The road had barely changed but I did not recognise the scene that greeted me.

Image copyright AP
Image caption Pakistan's Christians are considered a passive and unobtrusive community

As soon as I entered the vast playground of nearby St John's Church and School, where the bodies were kept, I felt I had suddenly shifted to another universe - a horrifying and surreal place.

There were wailing relatives, crying children and men trying unsuccessfully to stop tears rolling down their cheeks. Coffins, some decorated with colourful sheets, were being moved around in different directions.

The blaring ambulance sirens added to the strange, depressing environment.

When the bombers struck, Sunday Mass had finished and about 60% of the congregation had already left. Those who remained had stayed back for the free food that was being distributed on the premises.

I am told the atmosphere was relaxed, and even some of the security guards joined in to get food - the service was over and they did not feel vigilance was needed at that point.

Now dozens of coffins were lined up, surrounded by wailing mothers and sisters. My mind just froze. I had a microphone in one hand and a camera in another, but I wasn't able to focus.

It was the first time in my career that I went back empty-handed.

Everyday brutality

I gave up trying to gather material and just stood in the middle of it all. For a moment I felt as if I was no longer in the world of the living. I was of no help to anybody, I was not even gathering the material to tell the world what had happened. I almost wept there.

Of my 25 years of journalism, 15 have been spent covering death and destruction in Pakistan and Afghanistan. This event is not unique in terms of the brutality meted out to ordinary people in this part of the world.

From counting charred bodies in Peshawar's busy Lady Reading Hospital in a December 1995 market blast to the massive earthquake that hit Pakistan's northern areas in 2005 and the unthinkable Red Mosque siege in 2007, I have seen a lot of horror - but so have the people of this city and country.

I can vividly recall the burnt body of a woman clinging to her dead baby. And the sobs of a man bombed in a US attack in Kandahar.

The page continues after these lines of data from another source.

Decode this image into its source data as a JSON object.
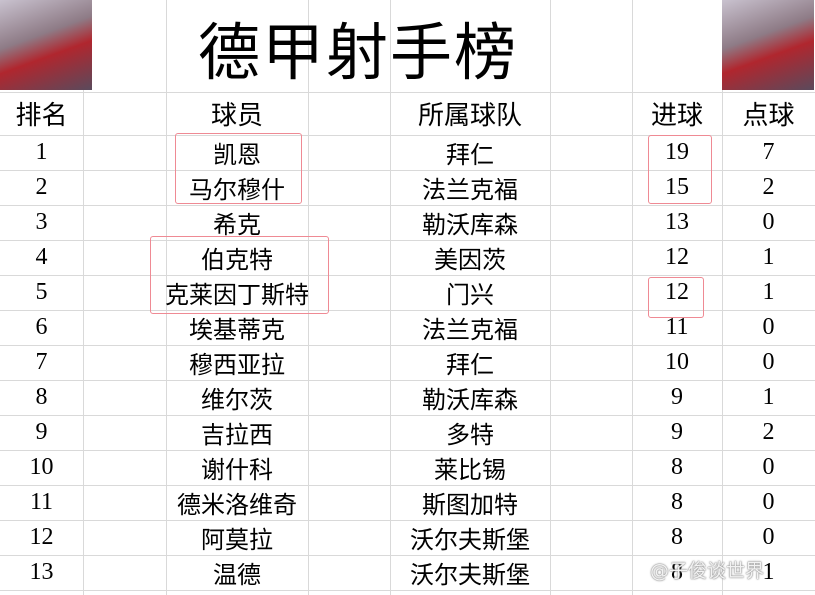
{
  "header": {
    "title": "德甲射手榜"
  },
  "table": {
    "columns": [
      "排名",
      "球员",
      "所属球队",
      "进球",
      "点球"
    ],
    "rows": [
      [
        1,
        "凯恩",
        "拜仁",
        19,
        7
      ],
      [
        2,
        "马尔穆什",
        "法兰克福",
        15,
        2
      ],
      [
        3,
        "希克",
        "勒沃库森",
        13,
        0
      ],
      [
        4,
        "伯克特",
        "美因茨",
        12,
        1
      ],
      [
        5,
        "克莱因丁斯特",
        "门兴",
        12,
        1
      ],
      [
        6,
        "埃基蒂克",
        "法兰克福",
        11,
        0
      ],
      [
        7,
        "穆西亚拉",
        "拜仁",
        10,
        0
      ],
      [
        8,
        "维尔茨",
        "勒沃库森",
        9,
        1
      ],
      [
        9,
        "吉拉西",
        "多特",
        9,
        2
      ],
      [
        10,
        "谢什科",
        "莱比锡",
        8,
        0
      ],
      [
        11,
        "德米洛维奇",
        "斯图加特",
        8,
        0
      ],
      [
        12,
        "阿莫拉",
        "沃尔夫斯堡",
        8,
        0
      ],
      [
        13,
        "温德",
        "沃尔夫斯堡",
        8,
        1
      ]
    ]
  },
  "watermark": "@子俊谈世界"
}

A cameraman once fell right in front of me from a gunshot wound.

I also remember some of my dearest journalist friends like Hayatullah Khan, killed in the troubled North Waziristan tribal region.

Peshawar is on the frontline of Pakistani terror, as it is frequently targeted by militants.

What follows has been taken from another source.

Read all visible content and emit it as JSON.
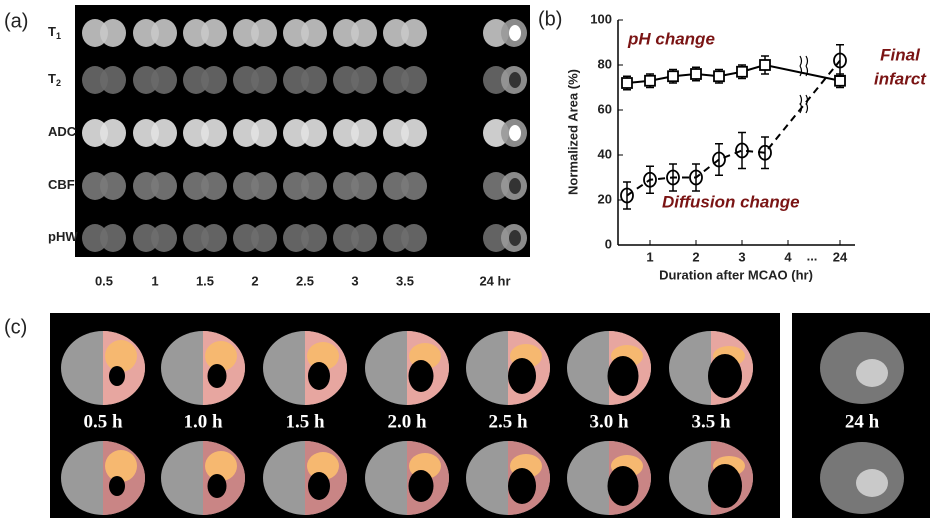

I asked one ambulance driver at the scene how he coped with the daily diet of transporting bodies. He said that initially it was hard but one gets used to it.

Image copyright AP
Image caption Coffins were lined up and mothers and sisters gathered around to grieve

A group of teenage boys seemed uncertain about what to do. They were carrying a coffin carelessly, probably looking for a relative of the body inside.

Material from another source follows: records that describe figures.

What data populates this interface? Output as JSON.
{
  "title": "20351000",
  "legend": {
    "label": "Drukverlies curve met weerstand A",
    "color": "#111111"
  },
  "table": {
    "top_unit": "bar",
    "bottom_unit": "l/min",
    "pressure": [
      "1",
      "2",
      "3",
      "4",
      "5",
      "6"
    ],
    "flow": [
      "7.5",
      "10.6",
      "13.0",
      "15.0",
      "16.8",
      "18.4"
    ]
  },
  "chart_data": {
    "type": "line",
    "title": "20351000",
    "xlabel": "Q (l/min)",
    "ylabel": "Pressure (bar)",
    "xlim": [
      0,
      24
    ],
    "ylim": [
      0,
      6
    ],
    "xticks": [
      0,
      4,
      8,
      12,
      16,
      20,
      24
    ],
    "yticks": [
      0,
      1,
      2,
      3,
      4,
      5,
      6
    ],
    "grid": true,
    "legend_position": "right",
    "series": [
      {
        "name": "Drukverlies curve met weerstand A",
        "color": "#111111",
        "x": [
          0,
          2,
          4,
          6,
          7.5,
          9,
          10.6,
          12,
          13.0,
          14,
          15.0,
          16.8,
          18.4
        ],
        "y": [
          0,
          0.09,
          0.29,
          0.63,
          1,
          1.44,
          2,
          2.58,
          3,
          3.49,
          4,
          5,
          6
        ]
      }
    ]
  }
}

They held it slanted and put it to the ground head-down to take a rest. It might have been a friend of theirs. They looked stunned too.

Assault on innocence

In the early 1980s, the city maintained an exemplary peace. I don't recall any religious tensions.

In 1992, when the old city of Peshawar was placed under curfew, it was sectarian Sunni-Shia tensions that divided society then.

The passive Christian community lived on menial municipal jobs or as teachers in missionary schools. They did not pose any economic or religious challenge to dominant Muslim society.

But back at the scene of the old church, I realised that I could not even remember if I had ever been inside it. I know things have changed: the church used to be much more visible and feel much more part of the fabric of the city because there were lower boundary walls and gates you could see through.

These days, security has made it more inaccessible.

I still do not know why this particular incident set off a response which rendered me unable to function - perhaps it was because it hit the site of my childhood, and seemed an assault on innocence.

A woman crying passed me by and she wailed: "My son has gone. My daughter has gone. Please take me as well. I don't want to live as well."

I may have been overcome with the situation, but she - like all the other Pakistani victims of terror - have to live with this loss until they too die.